Hi I am working on implementing gradient descent with backtracking line search. However when I try to update f(x0) the value doesn't change. Could it be something going on with the lambda expression, I am not too familiar with them?
import numpy as np
import math
alpha = 0.1
beta = 0.6
f = lambda x: math.exp(x[0] + 3*x[1] - 0.1) + math.exp(x[0] - 3*x[1] -0.1) + math.exp(-1*x[0] - 0.1)
dfx1 = lambda x: math.exp(x[0] + 3*x[1] - 0.1) + math.exp(x[0] - 3*x[1] -0.1) - math.exp(-x[0] - 0.1)

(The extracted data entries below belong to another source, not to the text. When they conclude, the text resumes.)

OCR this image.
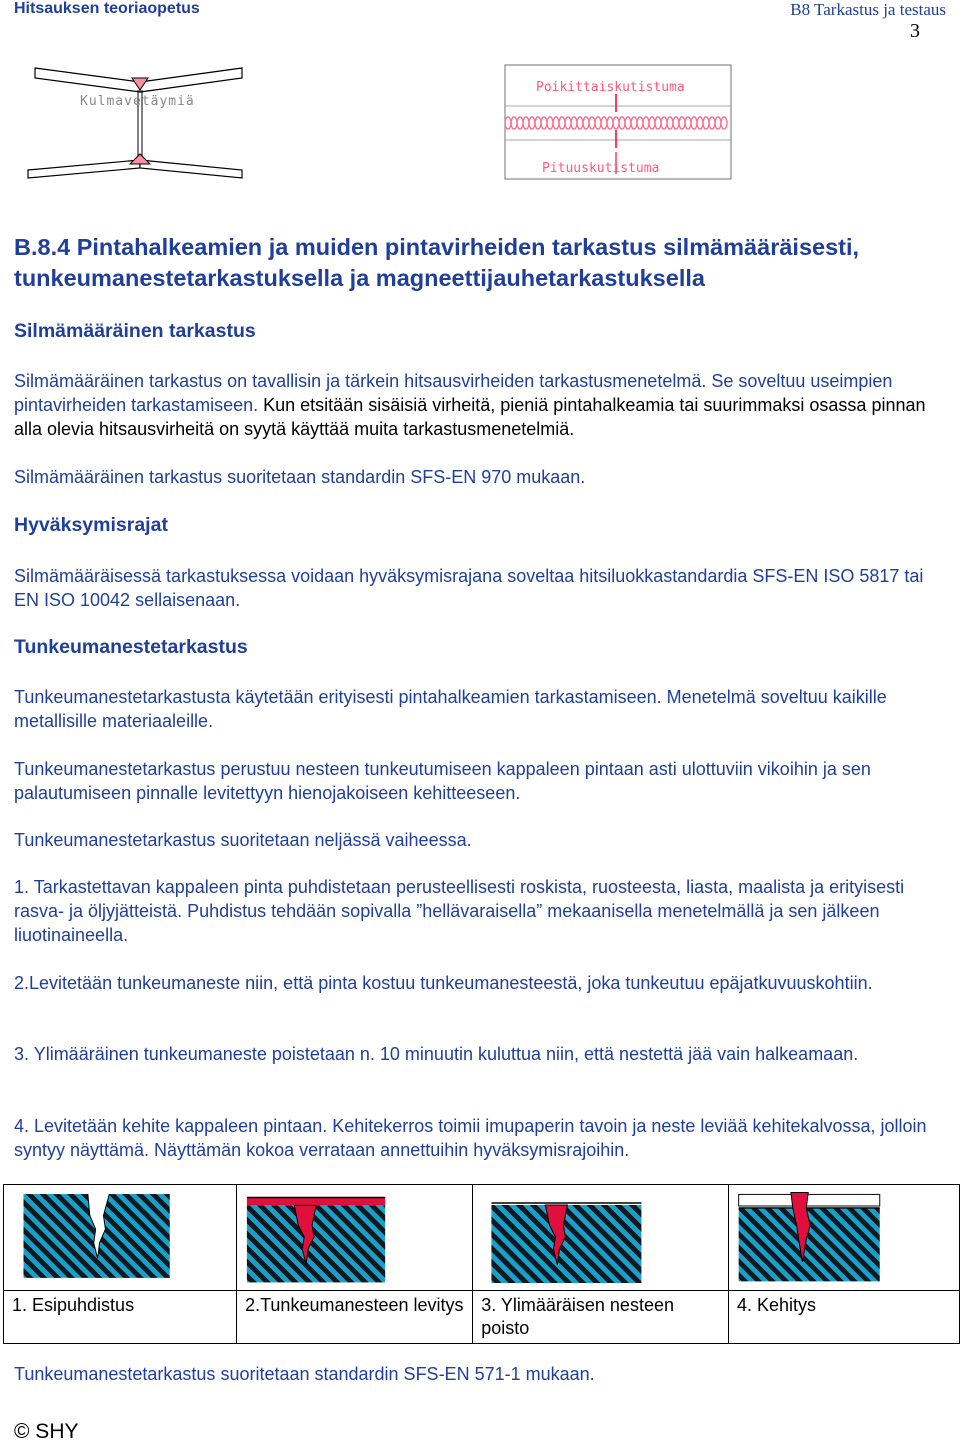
Hitsauksen teoriaopetus	B8 Tarkastus ja testaus
3
Kulmavetäymiä
Poikittaiskutistuma
Pituuskutistuma
B.8.4 Pintahalkeamien ja muiden pintavirheiden tarkastus silmämääräisesti, tunkeumanestetarkastuksella ja magneettijauhetarkastuksella
Silmämääräinen tarkastus
Silmämääräinen tarkastus on tavallisin ja tärkein hitsausvirheiden tarkastusmenetelmä. Se soveltuu useimpien pintavirheiden tarkastamiseen. Kun etsitään sisäisiä virheitä, pieniä pintahalkeamia tai suurimmaksi osassa pinnan alla olevia hitsausvirheitä on syytä käyttää muita tarkastusmenetelmiä.
Silmämääräinen tarkastus suoritetaan standardin SFS-EN 970 mukaan.
Hyväksymisrajat
Silmämääräisessä tarkastuksessa voidaan hyväksymisrajana soveltaa hitsiluokkastandardia SFS-EN ISO 5817 tai EN ISO 10042 sellaisenaan.
Tunkeumanestetarkastus
Tunkeumanestetarkastusta käytetään erityisesti pintahalkeamien tarkastamiseen. Menetelmä soveltuu kaikille metallisille materiaaleille.
Tunkeumanestetarkastus perustuu nesteen tunkeutumiseen kappaleen pintaan asti ulottuviin vikoihin ja sen palautumiseen pinnalle levitettyyn hienojakoiseen kehitteeseen.
Tunkeumanestetarkastus suoritetaan neljässä vaiheessa.
1. Tarkastettavan kappaleen pinta puhdistetaan perusteellisesti roskista, ruosteesta, liasta, maalista ja erityisesti rasva- ja öljyjätteistä. Puhdistus tehdään sopivalla ”hellävaraisella” mekaanisella menetelmällä ja sen jälkeen liuotinaineella.
2.Levitetään tunkeumaneste niin, että pinta kostuu tunkeumanesteestä, joka tunkeutuu epäjatkuvuuskohtiin.
3. Ylimääräinen tunkeumaneste poistetaan n. 10 minuutin kuluttua niin, että nestettä jää vain halkeamaan.
4. Levitetään kehite kappaleen pintaan. Kehitekerros toimii imupaperin tavoin ja neste leviää kehitekalvossa, jolloin syntyy näyttämä. Näyttämän kokoa verrataan annettuihin hyväksymisrajoihin.

1. Esipuhdistus	2.Tunkeumanesteen levitys	3. Ylimääräisen nesteen poisto	4. Kehitys
Tunkeumanestetarkastus suoritetaan standardin SFS-EN 571-1 mukaan.
© SHY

dfx2 = lambda x: 3*math.exp(x[0] + 3*x[1] - 0.1) - 3*math.exp(x[0] - 3*x[1] -0.1)
t = 1
count = 1
x0 = np.array([1.0,1.0])
dx0 = np.array([1e-3, 1e-3])
x = []
d = np.array([-1*dfx1(x0),-1*dfx2(x0)]);
grad = np.array([1*dfx1(x0),1*dfx2(x0)])
def backtrack(x0, dfx1, dfx2, t, alpha, beta, count):
while (f(x0 + t*d) > f(x0) + alpha*t*np.dot(d,grad) or count < 50 ):
d[0] = -1*dfx1(x0);
d[1] = -1*dfx2(x0);
grad[0] = dfx1(x0);
grad[1] = dfx2(x0);
x0[0] = x0[0] + t*d[0];
x0[1] = x0[1] + t*d[1];
t *= beta;
count += 1
x.append(f(x0));
return t
t = backtrack(x0, dfx1, dfx2, t, alpha, beta,count)
print("\nfinal step size :", t)
print(np.log(x))
print(f(x0))
Update for new code
OK, your numbers now change too much!
When writing these routines stepping through the code with a debugger is really useful to check that the code is doing what you want. In this case you'll see that on the second pass through the loop x0 = [-1.32e+170, 3.96e+170]
. Taking the exponential of that is what is causing the problem. If you don't have a debugger, try printing some values.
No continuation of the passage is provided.